New monument unveiled on Veterans Day
The new Fallen Veterans Monument was unveiled before a crowd of more than 300 people on Veterans Day in Dewitt-DeWeese Park last week.
The program started promptly at 11 a.m. with warning sirens sounding. There was the singing of the national anthem and introductions were made. The Gold Star mothers were recognized.
Randy C. Reeves, the 6th Under Secretary for Memorial Affairs, was the featured speaker.
“It is obvious to me that in this community, even a tornado cannot wipe out your pride and your patriotism,” Reeves said.
“There are a few words that really speak for what for what today is all about. Everyone of our military members here and our veterans know these words.
“I solemnly swear that I will support and defend the Constitution of the of the United States against all enemies, foreign and domestic, and I will bear true faith and allegiance to the same. I take this obligation freely and without any mental reservation.
“All who have worn the cloth of this nation raise their right hand and they repeat that oath. But it is so important that each of us, those who have given their lives and those who have served, you pledge that oath to the Constitution. That document protects all Americans. When they make that pledge, they are saying they will support and defend every American. And they do so. They are writing that blank check we have always heard about. To give their very lives if necessary, to defend this country and its people.”
At the conclusion of the program, attention turned to the unveiling of the monument. People stayed afterward to read the names.
The names of Neshoba County’s war dead are engraved on granite markers, grouped by the different wars they fought in. In front is a plaza constructed of memory bricks, along with four granite benches.
Ray Crocker, who led the committee that raised money and brought awareness of the effort to replace the monument, said more is expected.
“Today means that a year has gone by and we have pulled together to put this monument on the ground,” Crocker said. “It’s a blessing to have it on the ground. We aren’t through We want to make it better and it was fantastic to have been a part of this.”

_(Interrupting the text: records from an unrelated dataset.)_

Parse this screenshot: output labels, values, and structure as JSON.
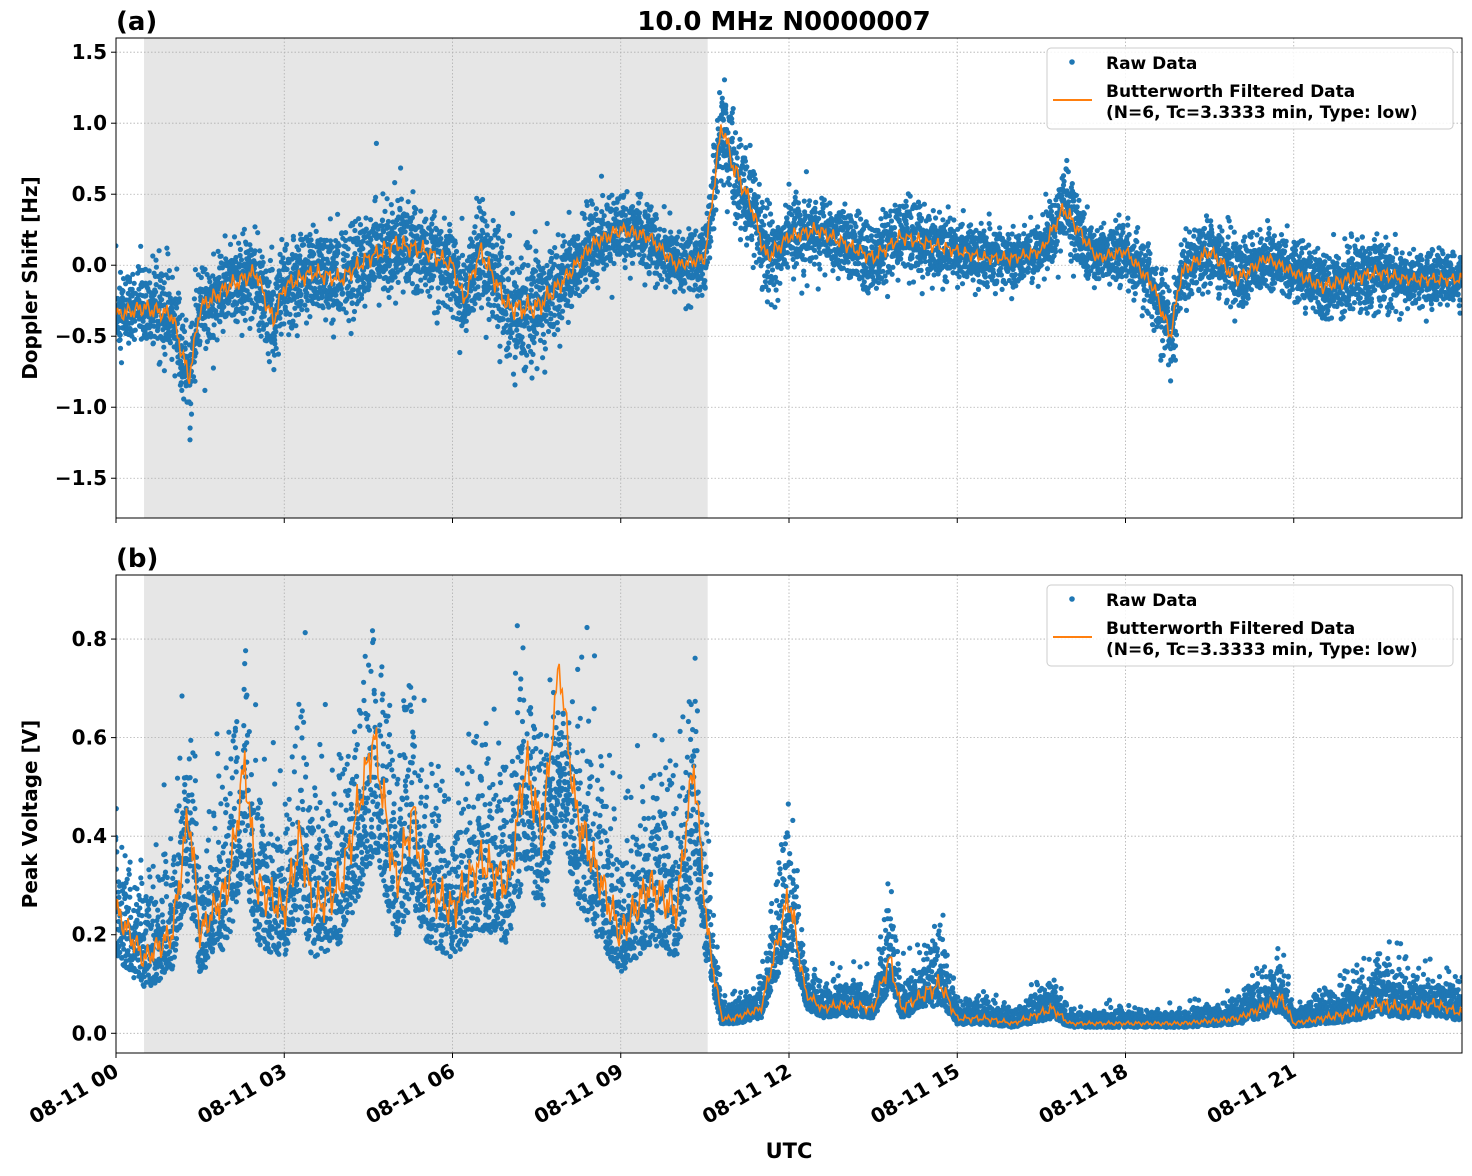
{
  "title": "10.0 MHz N0000007",
  "colors": {
    "raw": "#1f77b4",
    "filtered": "#ff7f0e",
    "shade": "#e6e6e6",
    "grid": "#b0b0b0"
  },
  "chart_data": [
    {
      "type": "scatter",
      "panel_label": "(a)",
      "ylabel": "Doppler Shift [Hz]",
      "xlabel": "",
      "xlim_hours_utc": [
        0,
        24
      ],
      "ylim": [
        -1.78,
        1.6
      ],
      "yticks": [
        -1.5,
        -1.0,
        -0.5,
        0.0,
        0.5,
        1.0,
        1.5
      ],
      "ytick_labels": [
        "−1.5",
        "−1.0",
        "−0.5",
        "0.0",
        "0.5",
        "1.0",
        "1.5"
      ],
      "grid": true,
      "shaded_interval_hours_utc": [
        0.5,
        10.55
      ],
      "legend": {
        "placement": "top-right",
        "entries": [
          "Raw Data",
          "Butterworth Filtered Data",
          "(N=6, Tc=3.3333 min, Type: low)"
        ]
      },
      "filtered": {
        "x_hours": [
          0,
          0.5,
          1,
          1.3,
          1.5,
          2,
          2.5,
          2.8,
          3,
          3.5,
          4,
          4.5,
          5,
          5.5,
          6,
          6.2,
          6.5,
          7,
          7.5,
          8,
          8.5,
          9,
          9.5,
          10,
          10.5,
          10.8,
          11,
          11.3,
          11.6,
          12,
          12.5,
          13,
          13.5,
          14,
          14.5,
          15,
          15.5,
          16,
          16.5,
          16.9,
          17.5,
          18,
          18.5,
          18.8,
          19,
          19.5,
          20,
          20.5,
          21,
          21.5,
          22,
          22.5,
          23,
          23.5,
          24
        ],
        "y": [
          -0.35,
          -0.3,
          -0.35,
          -0.8,
          -0.3,
          -0.15,
          -0.05,
          -0.4,
          -0.15,
          -0.05,
          -0.1,
          0.05,
          0.15,
          0.1,
          0.0,
          -0.25,
          0.1,
          -0.3,
          -0.3,
          -0.1,
          0.15,
          0.25,
          0.2,
          0.0,
          0.05,
          1.0,
          0.7,
          0.45,
          0.05,
          0.2,
          0.25,
          0.15,
          0.05,
          0.2,
          0.15,
          0.1,
          0.05,
          0.05,
          0.1,
          0.4,
          0.05,
          0.1,
          -0.15,
          -0.5,
          -0.05,
          0.1,
          -0.1,
          0.05,
          -0.05,
          -0.15,
          -0.1,
          -0.05,
          -0.1,
          -0.1,
          -0.1
        ]
      },
      "raw_spread": [
        0.25,
        0.3,
        0.3,
        0.35,
        0.3,
        0.3,
        0.3,
        0.35,
        0.3,
        0.3,
        0.3,
        0.3,
        0.3,
        0.3,
        0.3,
        0.3,
        0.35,
        0.4,
        0.4,
        0.3,
        0.25,
        0.25,
        0.25,
        0.2,
        0.25,
        0.35,
        0.35,
        0.3,
        0.3,
        0.25,
        0.25,
        0.25,
        0.25,
        0.25,
        0.25,
        0.2,
        0.2,
        0.2,
        0.2,
        0.3,
        0.2,
        0.2,
        0.25,
        0.3,
        0.25,
        0.25,
        0.25,
        0.2,
        0.2,
        0.25,
        0.25,
        0.25,
        0.2,
        0.2,
        0.2
      ]
    },
    {
      "type": "scatter",
      "panel_label": "(b)",
      "ylabel": "Peak Voltage [V]",
      "xlabel": "UTC",
      "xlim_hours_utc": [
        0,
        24
      ],
      "ylim": [
        -0.04,
        0.93
      ],
      "yticks": [
        0.0,
        0.2,
        0.4,
        0.6,
        0.8
      ],
      "ytick_labels": [
        "0.0",
        "0.2",
        "0.4",
        "0.6",
        "0.8"
      ],
      "xticks_hours_utc": [
        0,
        3,
        6,
        9,
        12,
        15,
        18,
        21
      ],
      "xtick_labels": [
        "08-11 00",
        "08-11 03",
        "08-11 06",
        "08-11 09",
        "08-11 12",
        "08-11 15",
        "08-11 18",
        "08-11 21"
      ],
      "grid": true,
      "shaded_interval_hours_utc": [
        0.5,
        10.55
      ],
      "legend": {
        "placement": "top-right",
        "entries": [
          "Raw Data",
          "Butterworth Filtered Data",
          "(N=6, Tc=3.3333 min, Type: low)"
        ]
      },
      "filtered": {
        "x_hours": [
          0,
          0.5,
          1,
          1.3,
          1.5,
          2,
          2.3,
          2.5,
          3,
          3.3,
          3.5,
          4,
          4.6,
          5,
          5.3,
          5.5,
          6,
          6.5,
          7,
          7.3,
          7.6,
          7.9,
          8.2,
          8.5,
          9,
          9.5,
          10,
          10.3,
          10.55,
          10.8,
          11,
          11.5,
          12,
          12.3,
          12.6,
          13,
          13.5,
          13.8,
          14,
          14.7,
          15,
          15.5,
          16,
          16.7,
          17,
          18,
          19,
          20,
          20.8,
          21,
          22,
          22.5,
          23,
          23.5,
          24
        ],
        "y": [
          0.25,
          0.15,
          0.2,
          0.45,
          0.2,
          0.3,
          0.55,
          0.3,
          0.25,
          0.4,
          0.25,
          0.3,
          0.6,
          0.3,
          0.45,
          0.3,
          0.25,
          0.35,
          0.3,
          0.55,
          0.4,
          0.75,
          0.45,
          0.35,
          0.2,
          0.3,
          0.25,
          0.55,
          0.2,
          0.03,
          0.03,
          0.05,
          0.28,
          0.08,
          0.05,
          0.06,
          0.05,
          0.15,
          0.05,
          0.1,
          0.03,
          0.03,
          0.02,
          0.05,
          0.02,
          0.02,
          0.02,
          0.03,
          0.07,
          0.02,
          0.04,
          0.06,
          0.05,
          0.06,
          0.04
        ]
      },
      "raw_spread": [
        0.15,
        0.12,
        0.15,
        0.25,
        0.15,
        0.2,
        0.25,
        0.2,
        0.2,
        0.25,
        0.2,
        0.22,
        0.25,
        0.22,
        0.25,
        0.22,
        0.2,
        0.22,
        0.22,
        0.28,
        0.25,
        0.12,
        0.25,
        0.22,
        0.18,
        0.2,
        0.2,
        0.2,
        0.15,
        0.03,
        0.03,
        0.04,
        0.2,
        0.05,
        0.04,
        0.05,
        0.04,
        0.12,
        0.04,
        0.1,
        0.03,
        0.03,
        0.02,
        0.05,
        0.02,
        0.02,
        0.02,
        0.03,
        0.07,
        0.02,
        0.05,
        0.07,
        0.06,
        0.05,
        0.04
      ]
    }
  ]
}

It was expected the cost to replace the monument would been a little more than $100,000. With the support of individual donations brick sales and donations from local governments, the committee raised around $50,000.
Those efforts were hampered after the COVID-19 pandemic caused the shutdown last spring. State Rep. Scott Bounds and Sen. Jenifer Branning were able to garner support in the Legislature last summer to bring in another $50,000 and that got the ball rolling.
“When I talked to the leadership in the Senate and they realized what this was for, their mood changed,” Branning said. “They said ‘this is something we need to support.’”
The monument replaces one that was destroyed by a tornado more than a year ago. The new monument is placed near where the old monument stood.